The Decline of Therapeutic Walking in NHS Pediatric Physiotherapy: A Call for Advocacy
Therapeutic walking - once a cornerstone of promoting physical activity and potential - is increasingly being sidelined.
This isn’t merely a matter of reduced therapy sessions; it’s a systemic reluctance to prescribe essential equipment like walking frames, often justified by service pressures, limited budgets, commissioner cuts, and even the closure of key suppliers such as NRS Healthcare.
These constraints are compounded by an unwillingness to provide families and schools with the necessary training to integrate walking into daily life. The result? Children are denied opportunities to build strength, maintain posture, and prevent secondary complications.
Walking, for many, is an emotive goal deeply cherished by families. I fully understand the need to manage expectations and align on meaningful, documented goals. Yet, we must ask: Shouldn’t physiotherapists be champions of physical activity in all its forms? And shouldn’t senior leaders and experienced clinicians push back against these pressures rather than concede to them?
In my experience, this concession manifests in subtle but profound ways. I’ve intervened in numerous cases where, without my persistence and those “difficult conversations” with fellow therapists, walking would have been entirely removed from a child’s program. I’ve been labeled “unprofessional” or accused of “living in a different world” for advocating continued access. This pushback forces me to self-reflect: Am I out of touch? Or are we collectively failing to uphold our professional duty to explore every avenue for a child’s development?
One particularly concerning development is the emergence of scoring-based assessment forms in some services, designed to “objectively” determine eligibility for walking frames. These tools evaluate elements of standing and walking, assigning numerical scores that often lead to denial of equipment. Proudly shared in professional forums, they’re touted as evidence-based due to their structured format. However, having seen them in action, I find them deeply subjective and non-standardised. They undermine the therapist’s autonomy - the clinical reasoning we’re trained to exercise as independent professionals.
For instance, if a child’s walking requires support or isn’t deemed “functional,” it’s frequently dismissed. But how can we measure progress without exposure to the activity?

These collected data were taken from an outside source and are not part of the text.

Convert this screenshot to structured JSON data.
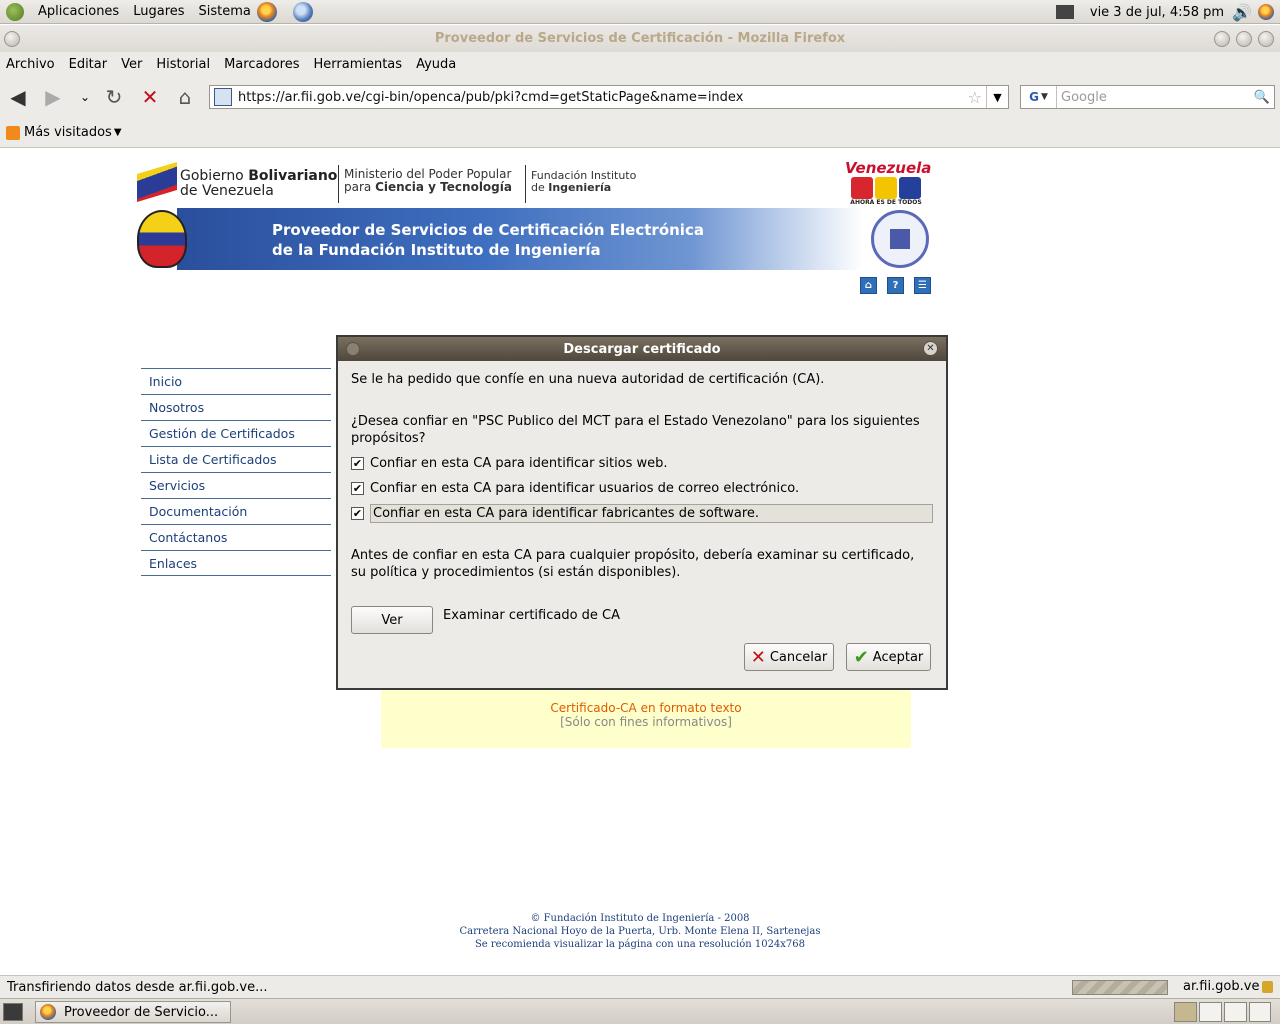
{
  "panel": {
    "menus": [
      "Aplicaciones",
      "Lugares",
      "Sistema"
    ],
    "clock": "vie  3 de jul,  4:58 pm"
  },
  "window": {
    "title": "Proveedor de Servicios de Certificación - Mozilla Firefox"
  },
  "menubar": [
    "Archivo",
    "Editar",
    "Ver",
    "Historial",
    "Marcadores",
    "Herramientas",
    "Ayuda"
  ],
  "navbar": {
    "url": "https://ar.fii.gob.ve/cgi-bin/openca/pub/pki?cmd=getStaticPage&name=index",
    "search_placeholder": "Google",
    "search_engine": "G"
  },
  "bookmarks": {
    "most_visited": "Más visitados"
  },
  "page": {
    "gob_line1_regular": "Gobierno ",
    "gob_line1_bold": "Bolivariano",
    "gob_line2": "de Venezuela",
    "ministry_line1": "Ministerio del Poder Popular",
    "ministry_line2_regular": "para ",
    "ministry_line2_bold": "Ciencia y Tecnología",
    "fii_line1": "Fundación Instituto",
    "fii_line2_regular": "de ",
    "fii_line2_bold": "Ingeniería",
    "venezuela_logo": "Venezuela",
    "venezuela_slogan": "AHORA ES DE TODOS",
    "banner_line1": "Proveedor de Servicios de Certificación Electrónica",
    "banner_line2": "de la Fundación Instituto de Ingeniería",
    "icons": [
      "home-icon",
      "help-icon",
      "sitemap-icon"
    ],
    "nav": [
      "Inicio",
      "Nosotros",
      "Gestión de Certificados",
      "Lista de Certificados",
      "Servicios",
      "Documentación",
      "Contáctanos",
      "Enlaces"
    ],
    "info_link": "Certificado-CA en formato texto",
    "info_note": "[Sólo con fines informativos]",
    "footer": [
      "© Fundación Instituto de Ingeniería - 2008",
      "Carretera Nacional Hoyo de la Puerta, Urb. Monte Elena II, Sartenejas",
      "Se recomienda visualizar la página con una resolución 1024x768"
    ]
  },
  "dialog": {
    "title": "Descargar certificado",
    "intro": "Se le ha pedido que confíe en una nueva autoridad de certificación (CA).",
    "question": "¿Desea confiar en \"PSC Publico del MCT para el Estado Venezolano\" para los siguientes propósitos?",
    "options": [
      {
        "label": "Confiar en esta CA para identificar sitios web.",
        "checked": true
      },
      {
        "label": "Confiar en esta CA para identificar usuarios de correo electrónico.",
        "checked": true
      },
      {
        "label": "Confiar en esta CA para identificar fabricantes de software.",
        "checked": true
      }
    ],
    "advice": "Antes de confiar en esta CA para cualquier propósito, debería examinar su certificado, su política y procedimientos (si están disponibles).",
    "view_button": "Ver",
    "view_caption": "Examinar certificado de CA",
    "cancel_button": "Cancelar",
    "accept_button": "Aceptar"
  },
  "statusbar": {
    "text": "Transfiriendo datos desde ar.fii.gob.ve...",
    "domain": "ar.fii.gob.ve"
  },
  "taskbar": {
    "task": "Proveedor de Servicio..."
  }
}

In one case, such a form was used to deny a walker, claiming the child didn’t meet criteria. Fortunately, due to the child’s home and school spanning different areas, another trust provided the equipment without hesitation. This stark discrepancy isn’t about clinical absolutes; it’s a postcode lottery driven by localized service pressures. If the issue were truly definitive, why would multiple professionals, including myself, disagree so vehemently?
The human impact of these decisions is heartbreaking. Consider a child whose walking program was halted in favor of increased sitting. Children with neuro conditions often progress slowly, or the goal may simply be maintenance of skills, which is equally valid. Why abandon this so readily?
Contrast that with a success story: A young person was advised by another therapist to stop walking therapy because he “doesn’t actively weight-bear.” By persisting with a tailored program and walker, however, he achieves standing transfers and small steps at home with his parents. This fosters not just mobility, but independence, confidence, and family empowerment.